Nous sommes à quelques jours de l’ouverture, le 23 novembre, des débats à l’Assemblée nationale sur le projet Larcher, que le gouvernement a décidé d’inclure dans le projet de loi de cohésion sociale.
Il s’agirait, selon le dossier d’information du gouvernement au Sénat, « de renforcer la protection des salariés en cas de licenciement» . Il s’agirait d’ouvrir aux salariés licenciés des entreprises de moins de 1000 salariés un « droit au reclassement équivalent » à celui existant pour les salariés des entreprises de 1000 salariés et plus, affirmant même que ces salariés représenteraient 80% des licenciés économiques. Il s’agirait enfin « d’inciter les entreprises à traiter en amont les évolutions de l’emploi » et « d’améliorer le fonctionnement du comité d’entreprise ».
Alors de deux choses l’une, ou nous ne comprenons décidément rien, et nous comptons sur votre aide pour nous éclairer, ou nous sommes devant une tentative de mystification rarement atteinte et il faut que nous l’expliquions et la dénoncions ensemble, urgemment et fortement, à l’opinion publique et à ses représentants.
Dans les deux cas, notre débat est nécessaire. Permettez moi de penser que nous sommes plutôt dans la deuxième hypothèse. Et donc de vous faire part de l’analyse de notre organisation, avant de la comparer à vos expériences et à vos propres analyses.

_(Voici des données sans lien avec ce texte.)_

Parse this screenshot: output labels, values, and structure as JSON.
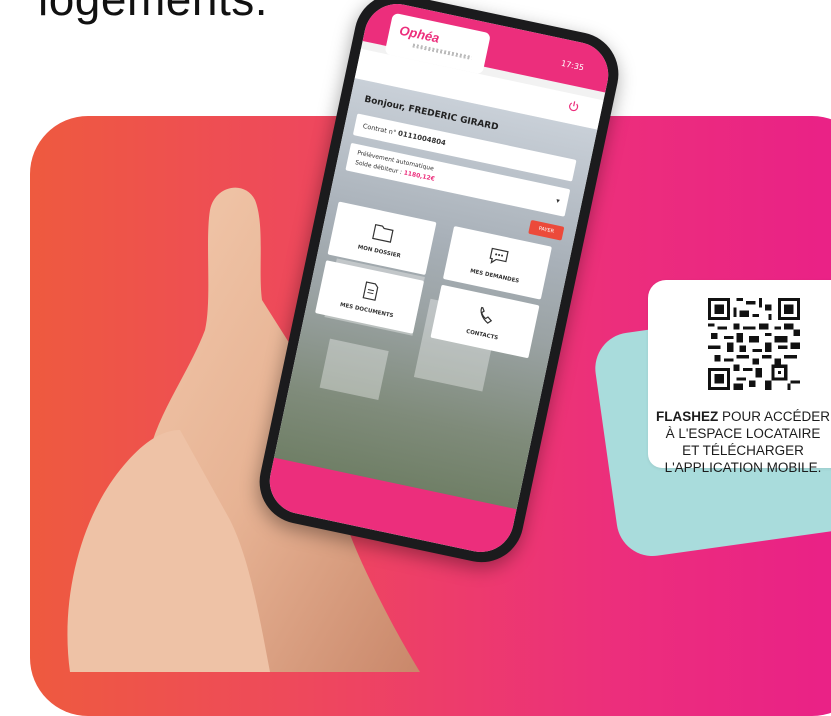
{
  "heading": {
    "text": "logements."
  },
  "qr": {
    "caption_bold": "FLASHEZ",
    "caption_line1_rest": " POUR ACCÉDER",
    "caption_line2": "À L'ESPACE LOCATAIRE",
    "caption_line3": "ET TÉLÉCHARGER",
    "caption_line4": "L'APPLICATION MOBILE."
  },
  "phone": {
    "status_time": "17:35",
    "logo": "Ophéa",
    "greeting": "Bonjour, FREDERIC GIRARD",
    "contract_label": "Contrat n°",
    "contract_number": "0111004804",
    "payment_label": "Prélèvement automatique",
    "balance_label": "Solde débiteur :",
    "balance_value": "1180,12€",
    "pay_button": "PAYER",
    "tiles": [
      {
        "label": "MON DOSSIER",
        "icon": "folder-icon"
      },
      {
        "label": "MES DEMANDES",
        "icon": "chat-icon"
      },
      {
        "label": "MES DOCUMENTS",
        "icon": "document-icon"
      },
      {
        "label": "CONTACTS",
        "icon": "phone-icon"
      }
    ]
  },
  "colors": {
    "brand_pink": "#ec2e7c",
    "brand_orange": "#ee5a3f",
    "teal": "#a9dcdc"
  }
}
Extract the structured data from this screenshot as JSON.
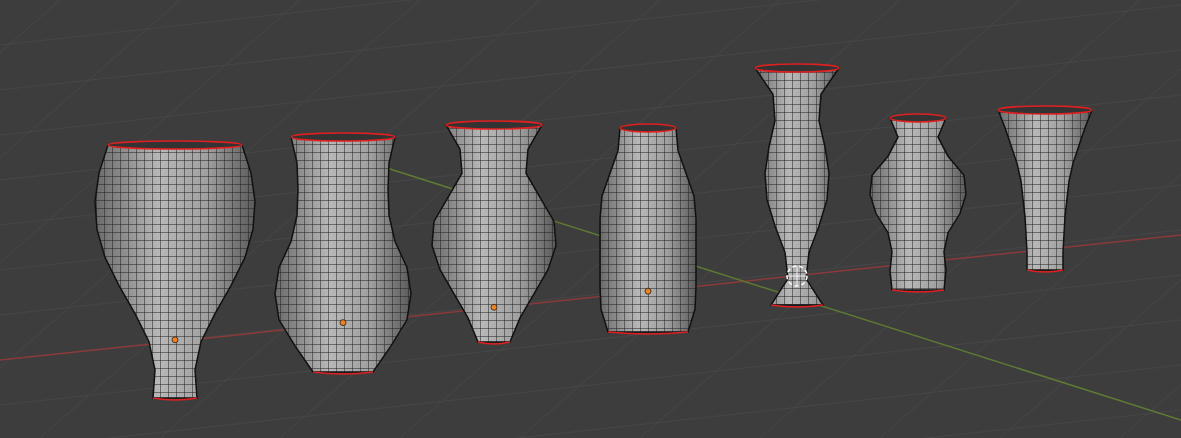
{
  "viewport": {
    "objects": [
      {
        "kind": "ovoid",
        "origin": true
      },
      {
        "kind": "bulb-neck",
        "origin": true
      },
      {
        "kind": "baluster",
        "origin": true
      },
      {
        "kind": "bottle",
        "origin": true
      },
      {
        "kind": "tall-baluster",
        "origin": false
      },
      {
        "kind": "urn",
        "origin": false
      },
      {
        "kind": "flared",
        "origin": false
      }
    ]
  }
}
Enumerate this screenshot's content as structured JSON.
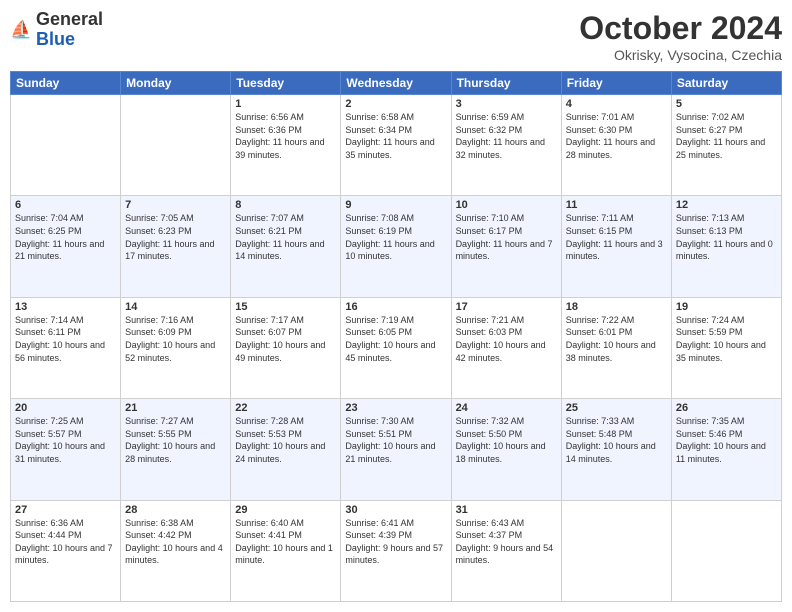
{
  "logo": {
    "text_general": "General",
    "text_blue": "Blue"
  },
  "header": {
    "month": "October 2024",
    "location": "Okrisky, Vysocina, Czechia"
  },
  "weekdays": [
    "Sunday",
    "Monday",
    "Tuesday",
    "Wednesday",
    "Thursday",
    "Friday",
    "Saturday"
  ],
  "weeks": [
    [
      {
        "day": "",
        "sunrise": "",
        "sunset": "",
        "daylight": ""
      },
      {
        "day": "",
        "sunrise": "",
        "sunset": "",
        "daylight": ""
      },
      {
        "day": "1",
        "sunrise": "Sunrise: 6:56 AM",
        "sunset": "Sunset: 6:36 PM",
        "daylight": "Daylight: 11 hours and 39 minutes."
      },
      {
        "day": "2",
        "sunrise": "Sunrise: 6:58 AM",
        "sunset": "Sunset: 6:34 PM",
        "daylight": "Daylight: 11 hours and 35 minutes."
      },
      {
        "day": "3",
        "sunrise": "Sunrise: 6:59 AM",
        "sunset": "Sunset: 6:32 PM",
        "daylight": "Daylight: 11 hours and 32 minutes."
      },
      {
        "day": "4",
        "sunrise": "Sunrise: 7:01 AM",
        "sunset": "Sunset: 6:30 PM",
        "daylight": "Daylight: 11 hours and 28 minutes."
      },
      {
        "day": "5",
        "sunrise": "Sunrise: 7:02 AM",
        "sunset": "Sunset: 6:27 PM",
        "daylight": "Daylight: 11 hours and 25 minutes."
      }
    ],
    [
      {
        "day": "6",
        "sunrise": "Sunrise: 7:04 AM",
        "sunset": "Sunset: 6:25 PM",
        "daylight": "Daylight: 11 hours and 21 minutes."
      },
      {
        "day": "7",
        "sunrise": "Sunrise: 7:05 AM",
        "sunset": "Sunset: 6:23 PM",
        "daylight": "Daylight: 11 hours and 17 minutes."
      },
      {
        "day": "8",
        "sunrise": "Sunrise: 7:07 AM",
        "sunset": "Sunset: 6:21 PM",
        "daylight": "Daylight: 11 hours and 14 minutes."
      },
      {
        "day": "9",
        "sunrise": "Sunrise: 7:08 AM",
        "sunset": "Sunset: 6:19 PM",
        "daylight": "Daylight: 11 hours and 10 minutes."
      },
      {
        "day": "10",
        "sunrise": "Sunrise: 7:10 AM",
        "sunset": "Sunset: 6:17 PM",
        "daylight": "Daylight: 11 hours and 7 minutes."
      },
      {
        "day": "11",
        "sunrise": "Sunrise: 7:11 AM",
        "sunset": "Sunset: 6:15 PM",
        "daylight": "Daylight: 11 hours and 3 minutes."
      },
      {
        "day": "12",
        "sunrise": "Sunrise: 7:13 AM",
        "sunset": "Sunset: 6:13 PM",
        "daylight": "Daylight: 11 hours and 0 minutes."
      }
    ],
    [
      {
        "day": "13",
        "sunrise": "Sunrise: 7:14 AM",
        "sunset": "Sunset: 6:11 PM",
        "daylight": "Daylight: 10 hours and 56 minutes."
      },
      {
        "day": "14",
        "sunrise": "Sunrise: 7:16 AM",
        "sunset": "Sunset: 6:09 PM",
        "daylight": "Daylight: 10 hours and 52 minutes."
      },
      {
        "day": "15",
        "sunrise": "Sunrise: 7:17 AM",
        "sunset": "Sunset: 6:07 PM",
        "daylight": "Daylight: 10 hours and 49 minutes."
      },
      {
        "day": "16",
        "sunrise": "Sunrise: 7:19 AM",
        "sunset": "Sunset: 6:05 PM",
        "daylight": "Daylight: 10 hours and 45 minutes."
      },
      {
        "day": "17",
        "sunrise": "Sunrise: 7:21 AM",
        "sunset": "Sunset: 6:03 PM",
        "daylight": "Daylight: 10 hours and 42 minutes."
      },
      {
        "day": "18",
        "sunrise": "Sunrise: 7:22 AM",
        "sunset": "Sunset: 6:01 PM",
        "daylight": "Daylight: 10 hours and 38 minutes."
      },
      {
        "day": "19",
        "sunrise": "Sunrise: 7:24 AM",
        "sunset": "Sunset: 5:59 PM",
        "daylight": "Daylight: 10 hours and 35 minutes."
      }
    ],
    [
      {
        "day": "20",
        "sunrise": "Sunrise: 7:25 AM",
        "sunset": "Sunset: 5:57 PM",
        "daylight": "Daylight: 10 hours and 31 minutes."
      },
      {
        "day": "21",
        "sunrise": "Sunrise: 7:27 AM",
        "sunset": "Sunset: 5:55 PM",
        "daylight": "Daylight: 10 hours and 28 minutes."
      },
      {
        "day": "22",
        "sunrise": "Sunrise: 7:28 AM",
        "sunset": "Sunset: 5:53 PM",
        "daylight": "Daylight: 10 hours and 24 minutes."
      },
      {
        "day": "23",
        "sunrise": "Sunrise: 7:30 AM",
        "sunset": "Sunset: 5:51 PM",
        "daylight": "Daylight: 10 hours and 21 minutes."
      },
      {
        "day": "24",
        "sunrise": "Sunrise: 7:32 AM",
        "sunset": "Sunset: 5:50 PM",
        "daylight": "Daylight: 10 hours and 18 minutes."
      },
      {
        "day": "25",
        "sunrise": "Sunrise: 7:33 AM",
        "sunset": "Sunset: 5:48 PM",
        "daylight": "Daylight: 10 hours and 14 minutes."
      },
      {
        "day": "26",
        "sunrise": "Sunrise: 7:35 AM",
        "sunset": "Sunset: 5:46 PM",
        "daylight": "Daylight: 10 hours and 11 minutes."
      }
    ],
    [
      {
        "day": "27",
        "sunrise": "Sunrise: 6:36 AM",
        "sunset": "Sunset: 4:44 PM",
        "daylight": "Daylight: 10 hours and 7 minutes."
      },
      {
        "day": "28",
        "sunrise": "Sunrise: 6:38 AM",
        "sunset": "Sunset: 4:42 PM",
        "daylight": "Daylight: 10 hours and 4 minutes."
      },
      {
        "day": "29",
        "sunrise": "Sunrise: 6:40 AM",
        "sunset": "Sunset: 4:41 PM",
        "daylight": "Daylight: 10 hours and 1 minute."
      },
      {
        "day": "30",
        "sunrise": "Sunrise: 6:41 AM",
        "sunset": "Sunset: 4:39 PM",
        "daylight": "Daylight: 9 hours and 57 minutes."
      },
      {
        "day": "31",
        "sunrise": "Sunrise: 6:43 AM",
        "sunset": "Sunset: 4:37 PM",
        "daylight": "Daylight: 9 hours and 54 minutes."
      },
      {
        "day": "",
        "sunrise": "",
        "sunset": "",
        "daylight": ""
      },
      {
        "day": "",
        "sunrise": "",
        "sunset": "",
        "daylight": ""
      }
    ]
  ]
}
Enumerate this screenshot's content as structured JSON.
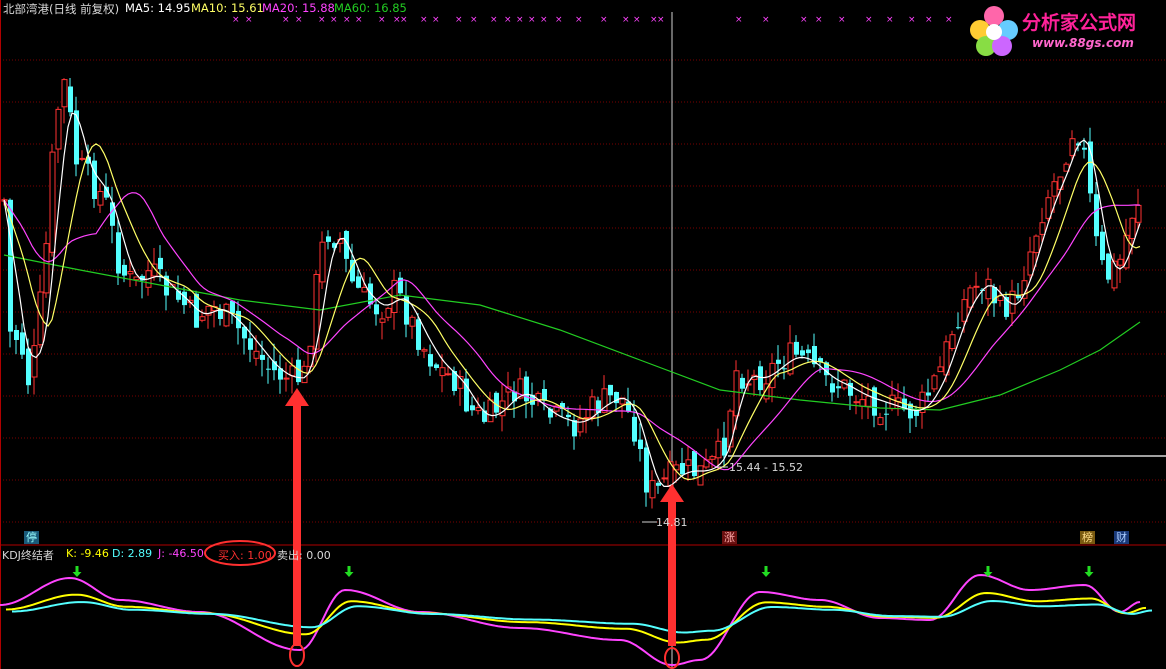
{
  "main_header": {
    "title": "北部湾港(日线 前复权)",
    "ma5": "MA5: 14.95",
    "ma10": "MA10: 15.61",
    "ma20": "MA20: 15.88",
    "ma60": "MA60: 16.85"
  },
  "logo": {
    "cn_text": "分析家公式网",
    "url_text": "www.88gs.com"
  },
  "price_annotations": {
    "range_label": "15.44 - 15.52",
    "low_label": "14.81"
  },
  "event_badges": {
    "left": "停",
    "mid": "涨",
    "right1": "榜",
    "right2": "财"
  },
  "indicator_header": {
    "name": "KDJ终结者",
    "k": "K: -9.46",
    "d": "D: 2.89",
    "j": "J: -46.50",
    "buy": "买入: 1.00",
    "sell": "卖出: 0.00"
  },
  "colors": {
    "up": "#ff3232",
    "down": "#54ffff",
    "ma5": "#ffffff",
    "ma10": "#ffff66",
    "ma20": "#ff44ff",
    "ma60": "#22cc22",
    "k_line": "#ffff00",
    "d_line": "#54ffff",
    "j_line": "#ff44ff",
    "arrow": "#ff3030",
    "sell_arrow": "#22dd22"
  },
  "chart_data": {
    "type": "candlestick",
    "ma5_last": 14.95,
    "ma10_last": 15.61,
    "ma20_last": 15.88,
    "ma60_last": 16.85,
    "marked_low": 14.81,
    "marked_range": [
      15.44,
      15.52
    ],
    "kdj": {
      "k": -9.46,
      "d": 2.89,
      "j": -46.5,
      "buy": 1.0,
      "sell": 0.0
    }
  }
}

1. Le projet de loi, tel qu’il est aujourd’hui, a, selon la CGT, deux défauts originels majeurs :

1) Il ignore totalement la différence réelle existant entre la situation des petites entreprises patrimoniales et celle des entreprises actionnariales, et parmi elles, celles du CAC 40.

2) Il part du principe que pour améliorer la situation de l’emploi, il faudrait encore accentuer la flexibilité de l’emploi, simplifier et accélérer les licenciements économiques, alors que seulement 13% des entrées au chômage proviennent de licenciements économiques, que 80% des licenciés économiques n’ont pas accès à des mesures de plan social, que la majorité des offres d’emploi sont des emplois à durée déterminée, et alors que les licenciements se font en quelques jours dans toutes les entreprises de moins de 50 salariés, qui représentent 97% du total des entreprises et 53% des salariés.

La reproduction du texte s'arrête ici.